The men get moving, and I stand there, trying to process what the fuck I keep being handed. Turner is a handful. Cade feels like a goddamn landmine.
But it’s just a botched job. And I’ll be in trouble. But it’s fine.
I remove my cowboy hat and rake my fingers through my hair, reminding myself that I can handle this kind of shit. It’s my job. I’m good at my job.
However, as I move to help with the cleanup, my phone vibrates. I pause, digging it out and taking a look at the notification.
Molly: I blew a tire. HELP ME. It’s cold.
“You have to be fucking kidding me,” I groan, dropping the phone to my side.

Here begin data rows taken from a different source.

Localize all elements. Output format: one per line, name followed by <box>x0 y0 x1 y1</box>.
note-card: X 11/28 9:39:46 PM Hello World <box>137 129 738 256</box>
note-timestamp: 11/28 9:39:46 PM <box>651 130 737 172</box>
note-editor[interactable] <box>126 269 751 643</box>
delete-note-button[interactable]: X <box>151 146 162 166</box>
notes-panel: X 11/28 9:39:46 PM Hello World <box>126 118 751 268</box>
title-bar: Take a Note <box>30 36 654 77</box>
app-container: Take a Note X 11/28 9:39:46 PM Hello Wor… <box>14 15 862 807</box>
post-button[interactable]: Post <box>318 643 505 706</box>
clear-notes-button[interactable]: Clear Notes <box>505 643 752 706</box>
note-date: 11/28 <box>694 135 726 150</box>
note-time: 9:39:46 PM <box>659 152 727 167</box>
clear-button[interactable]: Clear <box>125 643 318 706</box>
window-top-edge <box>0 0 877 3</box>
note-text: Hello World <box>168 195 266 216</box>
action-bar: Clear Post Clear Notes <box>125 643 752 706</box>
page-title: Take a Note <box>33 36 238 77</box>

“What’s that?” Turner looks up from where he’s standing over man’s body. “You good, boss?”
“Fatherly duties are calling,” I grimace, once again taking in the scene around me. “My daughter has a flat.”
“Go help her,” Cade speaks up, suddenly empathetic. “It’s too late for a lady to be out on the road.”
I purse my lips, hating the idea of abandoning this scene. “You two better not fuck this up.”
“We won’t,” Cade gives me a smile that has my stomach churning.
But also… My kid doesn’t need to be out this late alone.
Fuck. I let out a sigh. “Be efficient.”
“Got it, Doc,” Cade gives me a thumbs up. “I’m good at cleanup, remember?”
I give them both a weary look, and then give in. “Report back to me when you finish.” With that, I slip out of the house, leaving them there.
I mean, they can’t fuck it up any worse than they already have.
I compartmentalize it, as I climb into my truck, and then shift to dad mode. Except, it doesn’t come that easy this time. I feel my mental capacity waning.
And as I drive, I wonder if my daughter would even recognize me in a moment like this. Maybe I could convince her I get to be the one who keeps the monsters from wrecking the world. But fuck, playing with monsters is exhausting.
Especially when I know deep down, I am one, too.